Recaro front seats are standard on the Laguna Seca; a rear seat isn't. Image: Ford Motor Company

To allow for different track conditions, launch control allows you to dial in the engine speed anywhere from 2,500 to 5,000 rpm. On an overcast but warm day, 4,200 rpm was just about perfect to get a little wheelspin before the Boss’ rear tires hooked up and shot me forward with an impressive amount of thrust. If you track your car in competitive events, this feature alone makes the $302 key reflash worth the price of admission; after all, $302 is a whole lot cheaper than a new clutch.

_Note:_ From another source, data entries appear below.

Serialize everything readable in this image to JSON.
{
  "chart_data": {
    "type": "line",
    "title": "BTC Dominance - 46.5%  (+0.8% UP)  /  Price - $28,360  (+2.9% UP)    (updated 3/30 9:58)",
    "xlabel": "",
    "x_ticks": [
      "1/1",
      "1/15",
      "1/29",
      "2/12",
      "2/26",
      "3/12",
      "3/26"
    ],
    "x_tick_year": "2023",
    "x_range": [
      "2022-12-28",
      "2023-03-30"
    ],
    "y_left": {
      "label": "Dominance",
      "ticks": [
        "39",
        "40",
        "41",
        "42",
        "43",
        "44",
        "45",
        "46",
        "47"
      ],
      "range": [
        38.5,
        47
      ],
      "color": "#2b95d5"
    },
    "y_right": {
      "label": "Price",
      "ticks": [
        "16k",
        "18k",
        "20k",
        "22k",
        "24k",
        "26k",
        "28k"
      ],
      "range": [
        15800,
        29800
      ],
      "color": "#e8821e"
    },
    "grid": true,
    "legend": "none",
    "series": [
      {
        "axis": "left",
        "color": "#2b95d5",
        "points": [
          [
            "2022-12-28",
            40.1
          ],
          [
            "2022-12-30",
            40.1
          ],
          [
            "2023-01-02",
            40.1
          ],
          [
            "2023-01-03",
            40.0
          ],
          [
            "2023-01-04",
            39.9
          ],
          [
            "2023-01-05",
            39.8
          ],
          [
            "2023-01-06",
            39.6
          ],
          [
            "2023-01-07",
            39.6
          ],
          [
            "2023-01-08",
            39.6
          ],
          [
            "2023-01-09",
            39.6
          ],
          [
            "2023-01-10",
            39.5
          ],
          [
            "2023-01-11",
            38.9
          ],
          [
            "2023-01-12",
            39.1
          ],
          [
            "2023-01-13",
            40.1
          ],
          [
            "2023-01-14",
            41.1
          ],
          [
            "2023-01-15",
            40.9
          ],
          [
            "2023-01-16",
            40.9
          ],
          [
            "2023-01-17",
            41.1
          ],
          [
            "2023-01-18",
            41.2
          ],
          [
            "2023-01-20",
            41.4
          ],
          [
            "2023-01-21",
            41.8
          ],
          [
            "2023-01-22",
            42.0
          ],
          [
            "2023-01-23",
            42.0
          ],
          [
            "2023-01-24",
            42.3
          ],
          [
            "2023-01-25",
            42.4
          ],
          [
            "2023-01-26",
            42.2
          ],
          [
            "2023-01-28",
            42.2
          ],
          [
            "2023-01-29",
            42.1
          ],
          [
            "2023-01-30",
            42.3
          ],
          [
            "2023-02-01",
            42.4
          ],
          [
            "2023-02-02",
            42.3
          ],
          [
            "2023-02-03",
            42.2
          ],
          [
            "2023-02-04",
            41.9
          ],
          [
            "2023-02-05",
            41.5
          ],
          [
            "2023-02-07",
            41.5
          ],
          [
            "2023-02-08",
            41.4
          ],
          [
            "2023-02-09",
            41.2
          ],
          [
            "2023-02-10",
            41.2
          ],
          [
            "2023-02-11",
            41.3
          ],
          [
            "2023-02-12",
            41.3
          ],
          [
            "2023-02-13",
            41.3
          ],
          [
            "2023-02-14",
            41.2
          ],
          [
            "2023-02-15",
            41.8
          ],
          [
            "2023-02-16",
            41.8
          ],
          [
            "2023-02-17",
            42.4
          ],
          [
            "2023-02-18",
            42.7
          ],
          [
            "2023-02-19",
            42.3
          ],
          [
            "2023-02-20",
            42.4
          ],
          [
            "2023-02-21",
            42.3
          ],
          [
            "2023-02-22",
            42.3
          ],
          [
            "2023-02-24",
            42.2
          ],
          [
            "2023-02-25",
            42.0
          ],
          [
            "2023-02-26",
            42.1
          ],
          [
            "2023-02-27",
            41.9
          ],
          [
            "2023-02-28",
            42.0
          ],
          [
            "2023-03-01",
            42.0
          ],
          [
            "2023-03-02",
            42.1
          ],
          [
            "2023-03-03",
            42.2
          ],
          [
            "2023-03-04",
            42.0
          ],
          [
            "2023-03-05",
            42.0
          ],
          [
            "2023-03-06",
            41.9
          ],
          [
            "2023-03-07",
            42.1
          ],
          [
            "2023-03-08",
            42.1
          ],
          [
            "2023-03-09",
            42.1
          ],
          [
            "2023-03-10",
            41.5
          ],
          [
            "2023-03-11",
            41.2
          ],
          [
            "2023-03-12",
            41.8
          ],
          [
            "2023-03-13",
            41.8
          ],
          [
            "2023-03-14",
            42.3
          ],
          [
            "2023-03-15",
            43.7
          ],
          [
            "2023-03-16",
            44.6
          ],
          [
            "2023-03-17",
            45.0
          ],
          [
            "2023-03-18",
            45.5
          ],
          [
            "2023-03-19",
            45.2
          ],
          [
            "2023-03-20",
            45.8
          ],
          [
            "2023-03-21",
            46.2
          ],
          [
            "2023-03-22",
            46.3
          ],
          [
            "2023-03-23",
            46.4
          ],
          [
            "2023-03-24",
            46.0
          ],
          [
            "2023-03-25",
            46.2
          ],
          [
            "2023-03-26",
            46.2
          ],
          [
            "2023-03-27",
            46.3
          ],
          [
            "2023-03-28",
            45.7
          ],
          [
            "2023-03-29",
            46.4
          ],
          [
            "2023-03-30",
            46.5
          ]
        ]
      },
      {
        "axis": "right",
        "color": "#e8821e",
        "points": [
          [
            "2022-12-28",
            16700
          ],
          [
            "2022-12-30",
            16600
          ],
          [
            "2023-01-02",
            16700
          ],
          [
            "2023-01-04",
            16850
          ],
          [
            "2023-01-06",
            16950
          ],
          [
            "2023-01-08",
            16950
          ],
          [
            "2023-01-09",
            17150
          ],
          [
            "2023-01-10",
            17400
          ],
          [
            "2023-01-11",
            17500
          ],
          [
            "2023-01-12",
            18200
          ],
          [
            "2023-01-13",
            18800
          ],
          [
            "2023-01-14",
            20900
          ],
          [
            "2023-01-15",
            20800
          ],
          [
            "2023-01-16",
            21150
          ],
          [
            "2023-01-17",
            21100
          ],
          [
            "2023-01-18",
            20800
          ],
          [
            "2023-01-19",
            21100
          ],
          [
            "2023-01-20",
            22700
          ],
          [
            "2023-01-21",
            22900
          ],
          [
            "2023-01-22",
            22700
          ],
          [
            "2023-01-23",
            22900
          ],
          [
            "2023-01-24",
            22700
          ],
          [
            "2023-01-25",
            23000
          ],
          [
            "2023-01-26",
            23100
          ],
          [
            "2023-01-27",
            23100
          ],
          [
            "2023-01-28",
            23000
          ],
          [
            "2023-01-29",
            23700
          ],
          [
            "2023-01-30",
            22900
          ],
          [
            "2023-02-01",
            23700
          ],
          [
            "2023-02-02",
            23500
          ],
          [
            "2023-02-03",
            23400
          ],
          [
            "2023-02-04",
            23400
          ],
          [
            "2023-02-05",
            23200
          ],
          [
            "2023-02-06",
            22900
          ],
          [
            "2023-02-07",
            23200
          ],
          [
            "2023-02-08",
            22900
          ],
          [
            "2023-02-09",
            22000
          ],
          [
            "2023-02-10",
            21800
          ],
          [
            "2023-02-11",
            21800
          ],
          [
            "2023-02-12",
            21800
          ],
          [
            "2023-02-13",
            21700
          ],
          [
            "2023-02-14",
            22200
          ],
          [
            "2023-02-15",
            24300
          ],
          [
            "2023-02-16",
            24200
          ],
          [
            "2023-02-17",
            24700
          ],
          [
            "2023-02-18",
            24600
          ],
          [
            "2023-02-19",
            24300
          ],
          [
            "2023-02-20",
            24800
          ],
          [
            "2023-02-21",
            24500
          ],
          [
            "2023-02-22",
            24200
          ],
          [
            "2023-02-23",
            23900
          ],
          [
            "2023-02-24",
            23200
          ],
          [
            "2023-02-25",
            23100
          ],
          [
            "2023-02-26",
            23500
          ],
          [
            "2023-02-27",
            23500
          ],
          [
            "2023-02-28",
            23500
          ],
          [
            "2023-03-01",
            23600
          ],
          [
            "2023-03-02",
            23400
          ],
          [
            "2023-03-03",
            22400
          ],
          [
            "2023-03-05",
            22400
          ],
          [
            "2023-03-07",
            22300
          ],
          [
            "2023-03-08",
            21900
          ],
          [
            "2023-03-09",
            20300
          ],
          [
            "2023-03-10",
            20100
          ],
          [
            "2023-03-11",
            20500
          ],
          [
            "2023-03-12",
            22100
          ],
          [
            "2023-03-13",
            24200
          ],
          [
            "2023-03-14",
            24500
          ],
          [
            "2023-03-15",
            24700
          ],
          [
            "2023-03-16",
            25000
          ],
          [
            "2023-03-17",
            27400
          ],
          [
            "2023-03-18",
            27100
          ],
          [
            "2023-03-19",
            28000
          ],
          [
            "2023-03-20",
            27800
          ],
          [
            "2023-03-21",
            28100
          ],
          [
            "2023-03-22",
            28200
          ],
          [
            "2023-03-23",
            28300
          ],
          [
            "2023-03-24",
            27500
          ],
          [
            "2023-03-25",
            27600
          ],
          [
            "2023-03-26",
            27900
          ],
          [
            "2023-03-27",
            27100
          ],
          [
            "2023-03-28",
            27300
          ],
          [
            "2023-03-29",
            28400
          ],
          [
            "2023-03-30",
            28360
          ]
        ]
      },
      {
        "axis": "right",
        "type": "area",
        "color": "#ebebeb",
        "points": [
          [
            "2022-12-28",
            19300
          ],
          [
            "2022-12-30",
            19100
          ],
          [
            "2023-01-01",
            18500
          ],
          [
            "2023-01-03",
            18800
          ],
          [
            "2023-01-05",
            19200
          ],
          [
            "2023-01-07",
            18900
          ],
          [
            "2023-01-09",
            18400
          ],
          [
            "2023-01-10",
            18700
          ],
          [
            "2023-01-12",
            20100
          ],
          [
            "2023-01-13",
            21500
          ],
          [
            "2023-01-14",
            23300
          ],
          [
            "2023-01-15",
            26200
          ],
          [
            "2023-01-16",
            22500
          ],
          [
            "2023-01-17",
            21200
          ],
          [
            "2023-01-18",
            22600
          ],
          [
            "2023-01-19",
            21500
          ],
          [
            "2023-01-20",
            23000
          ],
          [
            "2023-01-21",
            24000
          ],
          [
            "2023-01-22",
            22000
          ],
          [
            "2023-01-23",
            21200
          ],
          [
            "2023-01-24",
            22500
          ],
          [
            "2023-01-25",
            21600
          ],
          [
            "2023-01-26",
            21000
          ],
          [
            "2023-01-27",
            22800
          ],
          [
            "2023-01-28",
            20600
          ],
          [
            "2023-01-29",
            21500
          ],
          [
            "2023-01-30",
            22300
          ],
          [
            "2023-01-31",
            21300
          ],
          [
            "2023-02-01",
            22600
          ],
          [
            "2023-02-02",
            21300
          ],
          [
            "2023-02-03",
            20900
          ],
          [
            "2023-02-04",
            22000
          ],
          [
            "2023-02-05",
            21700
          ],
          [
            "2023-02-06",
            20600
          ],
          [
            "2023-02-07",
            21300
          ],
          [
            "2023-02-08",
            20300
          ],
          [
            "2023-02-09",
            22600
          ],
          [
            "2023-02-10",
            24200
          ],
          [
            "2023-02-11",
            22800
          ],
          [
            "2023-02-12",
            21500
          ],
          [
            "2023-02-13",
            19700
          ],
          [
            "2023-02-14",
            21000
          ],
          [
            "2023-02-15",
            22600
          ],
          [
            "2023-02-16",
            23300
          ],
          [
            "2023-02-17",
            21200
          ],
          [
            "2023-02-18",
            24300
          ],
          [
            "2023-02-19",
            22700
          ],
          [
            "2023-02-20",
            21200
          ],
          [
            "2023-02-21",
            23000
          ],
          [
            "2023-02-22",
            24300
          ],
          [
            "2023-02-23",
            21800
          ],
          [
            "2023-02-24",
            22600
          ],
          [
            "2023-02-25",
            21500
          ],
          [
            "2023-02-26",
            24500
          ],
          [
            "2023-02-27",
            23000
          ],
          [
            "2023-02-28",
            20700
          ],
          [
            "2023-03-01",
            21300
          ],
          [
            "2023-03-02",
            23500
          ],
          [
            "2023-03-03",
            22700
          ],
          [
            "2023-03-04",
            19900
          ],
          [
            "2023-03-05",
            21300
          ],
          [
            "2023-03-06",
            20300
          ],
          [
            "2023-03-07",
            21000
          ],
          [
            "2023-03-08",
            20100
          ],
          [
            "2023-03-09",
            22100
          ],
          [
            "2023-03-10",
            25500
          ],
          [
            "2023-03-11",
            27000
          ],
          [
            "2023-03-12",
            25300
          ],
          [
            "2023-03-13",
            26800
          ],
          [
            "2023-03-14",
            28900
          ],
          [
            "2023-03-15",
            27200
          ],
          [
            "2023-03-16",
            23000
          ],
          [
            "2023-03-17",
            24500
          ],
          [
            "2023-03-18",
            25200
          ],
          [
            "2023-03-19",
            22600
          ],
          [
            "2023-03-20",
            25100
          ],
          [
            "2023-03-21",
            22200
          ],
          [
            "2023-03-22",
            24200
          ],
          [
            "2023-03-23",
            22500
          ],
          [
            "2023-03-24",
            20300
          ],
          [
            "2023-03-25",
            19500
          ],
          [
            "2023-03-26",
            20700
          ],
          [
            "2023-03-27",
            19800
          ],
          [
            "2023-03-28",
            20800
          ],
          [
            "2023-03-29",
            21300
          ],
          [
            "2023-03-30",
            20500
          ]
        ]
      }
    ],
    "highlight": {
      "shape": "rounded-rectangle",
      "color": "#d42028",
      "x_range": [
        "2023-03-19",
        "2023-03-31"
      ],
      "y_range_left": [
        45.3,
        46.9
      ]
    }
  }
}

The gauge package comes standard with Laguna Seca models. Image: Ford Motor Company

Next up was the autocross in the Boss Laguna Seca. Even on moderately cold tires, the car had an impressive amount of grip. Still, with the traction and stability control disabled, it was easy to hang the back end out in corners with the throttle. Catching the back end was equally easy, as I found out in a sudden-and-tight right hand corner. Throw in some opposite lock and just a bit of throttle, and the Boss Laguna Seca quickly regains it’s composure. Acceleration is impressive, as is the stopping power from the Brembo brakes.

A cross brace takes the place of the back seat in Laguna Seca models. Image: Ford Motor Company

After my run in the Boss Laguna Seca, it was time to drive the “standard” Boss 302. The car felt noticeably looser in the corners, but was no less predictable in its handling than the Laguna Seca version. In some ways it was even more entertaining, since the lower handling limits of the “plain” Boss 302 made tail-out driving effortless. I didn’t get course times for the two cars, but I suspect the Laguna Seca was a few tenths of a second quicker through the cones than the regular Boss; still, the regular Boss had a higher “hoon factor,” and would be plenty entertaining for the occasional track day.

Image: Ford Motor Company

As much as I love the new 5.0 liter Mustangs, the Boss 302 is an improvement in every way. The graphics and paint schemes are a little bright for my tastes, but that gripe aside the Boss 302 is probably the most fun you can have in its price range. Finding one may prove difficult, but Ford assures me there’s still inventory (of the regular version, at least) in the pipeline. All I have to do now is hit the lottery before they’re all gone.